Female Offenders Driven by More Than Sex
Oct. 15 -- What would drive a woman to sexually abuse a child? Experts say it's not just sex.
According to the Justice Department's most recent statistics, sex offenses are still very much a man's crime. Female sex offenders are very rare: 96 percent of the sex assaults reported in 1999 involved male perpetrators.
Women were most commonly involved in sex abuse cases involving victims under age 6, making up 12 percent of those offenders. Women were involved in 3 percent of the sex cases involving victims age 6 through 12, and 3 percent for victims ages 13 through 17.
Because they are so rare, experts are not able to draw an accurate profile of a typical female sex offender. However, some say loneliness drives female offenders more than sex.
"They don't seem to be pedophiles like men," said Hollida Wakefield, who has studied and treated sex offenders for more than 20 years at the Institute of Psychological Therapies in Minnesota.
"There are some cases where some people are in bad relationships or marriages and are just really lonely, and they find themselves in a relationship with these children," she said. "It isn't so much that women are sexually aroused. Keep in mind that the definition of a pedophile is someone infatuated with the idea of being sexually aroused by someone who has not come of age.
"And I would think it would be really difficult for a woman to become aroused by a boy — a 6-, 7-, 8-year-old — just beginning to be a young man," she said.
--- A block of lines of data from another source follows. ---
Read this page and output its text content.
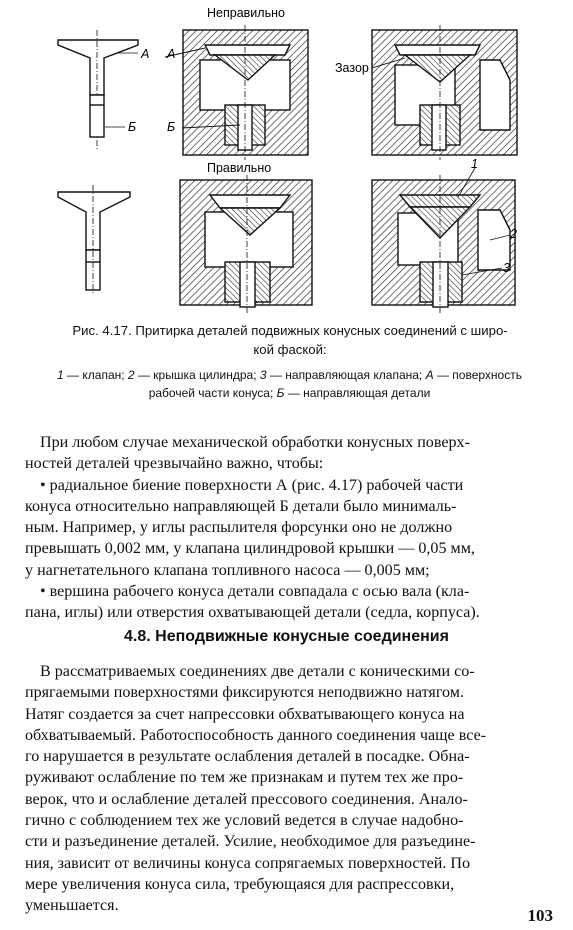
Неправильно
Правильно
А А
Б Б
Зазор
1
2
3
Рис. 4.17. Притирка деталей подвижных конусных соединений с широ-
кой фаской:
1 — клапан; 2 — крышка цилиндра; 3 — направляющая клапана; А — поверхность
рабочей части конуса; Б — направляющая детали

При любом случае механической обработки конусных поверх-

ностей деталей чрезвычайно важно, чтобы:

• радиальное биение поверхности А (рис. 4.17) рабочей части

конуса относительно направляющей Б детали было минималь-

ным. Например, у иглы распылителя форсунки оно не должно

превышать 0,002 мм, у клапана цилиндровой крышки — 0,05 мм,

у нагнетательного клапана топливного насоса — 0,005 мм;

• вершина рабочего конуса детали совпадала с осью вала (кла-

пана, иглы) или отверстия охватывающей детали (седла, корпуса).

4.8. Неподвижные конусные соединения

В рассматриваемых соединениях две детали с коническими со-

прягаемыми поверхностями фиксируются неподвижно натягом.

Натяг создается за счет напрессовки обхватывающего конуса на

обхватываемый. Работоспособность данного соединения чаще все-

го нарушается в результате ослабления деталей в посадке. Обна-

руживают ослабление по тем же признакам и путем тех же про-

верок, что и ослабление деталей прессового соединения. Анало-

гично с соблюдением тех же условий ведется в случае надобно-

сти и разъединение деталей. Усилие, необходимое для разъедине-

ния, зависит от величины конуса сопрягаемых поверхностей. По

мере увеличения конуса сила, требующаяся для распрессовки,

уменьшается.

103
"Not all pedophiles are sexual offenders and not all sexual offenders are pedophiles," Wakefield continued. "A female being aroused by a 6-year-old, that's got to be pretty rare — it's rare in males generally, but it's even more rare in females."
Teenage female offenders, Wakefield said, typically commit their crimes when they are experimenting or discovering their sexuality. Many cases tend to involve women who are in a position of power over children, such as teachers.
In Utah, a female gymnastics coach awaits trial for allegedly raping and sodomizing a 12-year-old male student. A 24-year-old New York teacher is charged with having a sexual relationship two 16-year-old male students at the high school where she worked. And this past August, a former Bentonville, Ark., special education teacher pleaded guilty to first-degree violation of a minor for having sex with one of her 16-year-old students.